Evans, Rachael Andrea

January 2009

Background: Exertional breathlessness and fatigue are common disabling symptoms of patients with Chronic Obstructive Pulmonary Disease (COPD) and Chronic Heart Failure (CHF). The mechanisms behind these symptoms are similar including skeletal muscle dysfunction. Exercise training at least partially reverses the skeletal muscle abnormalities and improves exercise performance and health related quality of life in both conditions. Pulmonary rehabilitation, with exercise training as a core component, is an integral part of the management of COPD, but a service for CHF has not developed in the same way. The hypothesis, for the main studies described in this thesis, was that the successful model of pulmonary rehabilitation could be applied to patients with CHF and patients with COPD and CHF could be beneficially trained together.

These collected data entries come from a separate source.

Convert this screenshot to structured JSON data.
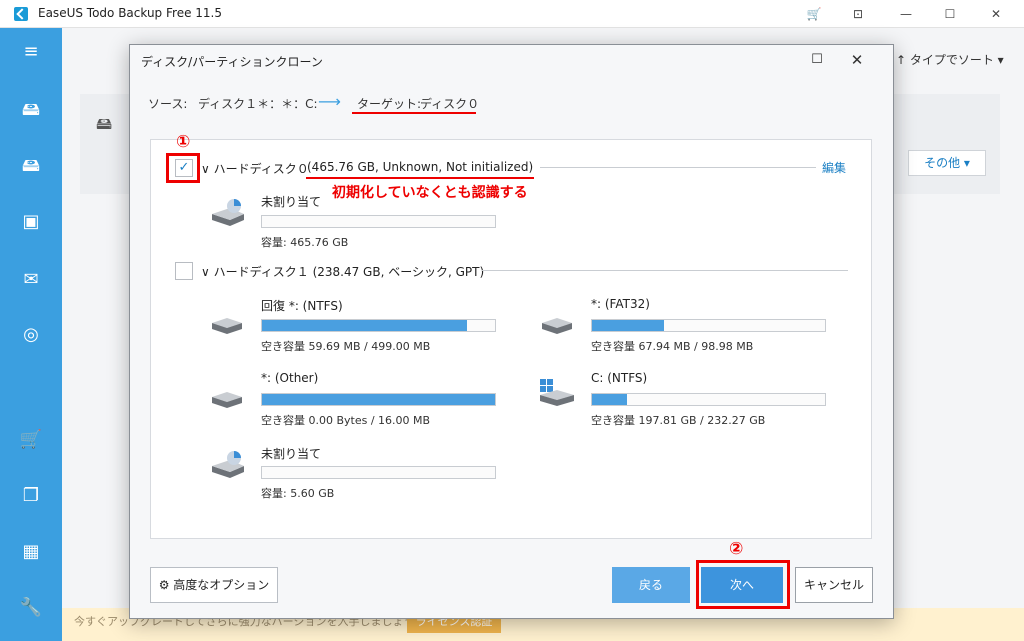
{
  "app": {
    "title": "EaseUS Todo Backup Free 11.5"
  },
  "window_controls": {
    "cart": "🛒",
    "pin": "⊡",
    "minimize": "—",
    "maximize": "☐",
    "close": "✕"
  },
  "sidebar": {
    "icons": [
      "menu-icon",
      "backup-disk-icon",
      "system-backup-icon",
      "file-backup-icon",
      "mail-backup-icon",
      "target-icon",
      "cart-icon",
      "clone-icon",
      "apps-icon",
      "tools-icon"
    ],
    "glyphs": [
      "≡",
      "🖴",
      "🖴",
      "▣",
      "✉",
      "◎",
      "🛒",
      "❐",
      "▦",
      "🔧"
    ]
  },
  "background": {
    "sort_label": "↑ タイプでソート ▾",
    "other_button": "その他 ▾",
    "banner_text": "今すぐアップグレードしてさらに強力なバージョンを入手しましょう。",
    "banner_button": "ライセンス認証"
  },
  "dialog": {
    "title": "ディスク/パーティションクローン",
    "maximize_glyph": "☐",
    "close_glyph": "✕",
    "source_label": "ソース:",
    "source_value": "ディスク１＊：＊：C:",
    "arrow": "⟶",
    "target_label": "ターゲット:",
    "target_value": "ディスク０",
    "annotation_1": "①",
    "annotation_2": "②",
    "annotation_text": "初期化していなくとも認識する",
    "edit_link": "編集",
    "check_glyph": "✓",
    "disks": [
      {
        "header": "∨ ハードディスク０",
        "detail": "(465.76 GB, Unknown, Not initialized)",
        "partitions": [
          {
            "name": "未割り当て",
            "info": "容量: 465.76 GB",
            "fill": 0
          }
        ]
      },
      {
        "header": "∨ ハードディスク１ (238.47 GB, ベーシック, GPT)",
        "partitions": [
          {
            "name": "回復 *: (NTFS)",
            "info": "空き容量 59.69 MB / 499.00 MB",
            "fill": 0.88
          },
          {
            "name": "*: (FAT32)",
            "info": "空き容量 67.94 MB / 98.98 MB",
            "fill": 0.31
          },
          {
            "name": "*: (Other)",
            "info": "空き容量 0.00 Bytes / 16.00 MB",
            "fill": 1.0
          },
          {
            "name": "C: (NTFS)",
            "info": "空き容量 197.81 GB / 232.27 GB",
            "fill": 0.15
          },
          {
            "name": "未割り当て",
            "info": "容量: 5.60 GB",
            "fill": 0
          }
        ]
      }
    ],
    "buttons": {
      "advanced": "⚙ 高度なオプション",
      "back": "戻る",
      "next": "次へ",
      "cancel": "キャンセル"
    }
  }
}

Methods: Two main studies were undertaken; 1) a randomised controlled trial of pulmonary rehabilitation (PR) vs. normal care (NC) in patients with CHF 2) a comparative observational study of PR between COPD and CHF. Alongside these studies, the outcome measures commonly used for COPD were applied to patients with CHF. Two pilot studies were performed investigating the effect of exercise training on other systemic manifestations of COPD and CHF. Results: Patients with CHF made significant improvements in exercise performance and health status with PR compared to NC. The improvements were similar to those seen in the patients with COPD. Measures of exercise performance and health status were applied successfully to patients with CHF. Conclusions: Patients with COPD and CHF can be successfully trained together demonstrating the feasibility of generic exercise rehabilitation for exertional breathlessness. Further work would need to investigate whether combined exercise programmes for COPD and CHF provides economies of scale for both populations. The work in this thesis highlights the possibility of organising services for chronic disease around a disability rather than an individual disease.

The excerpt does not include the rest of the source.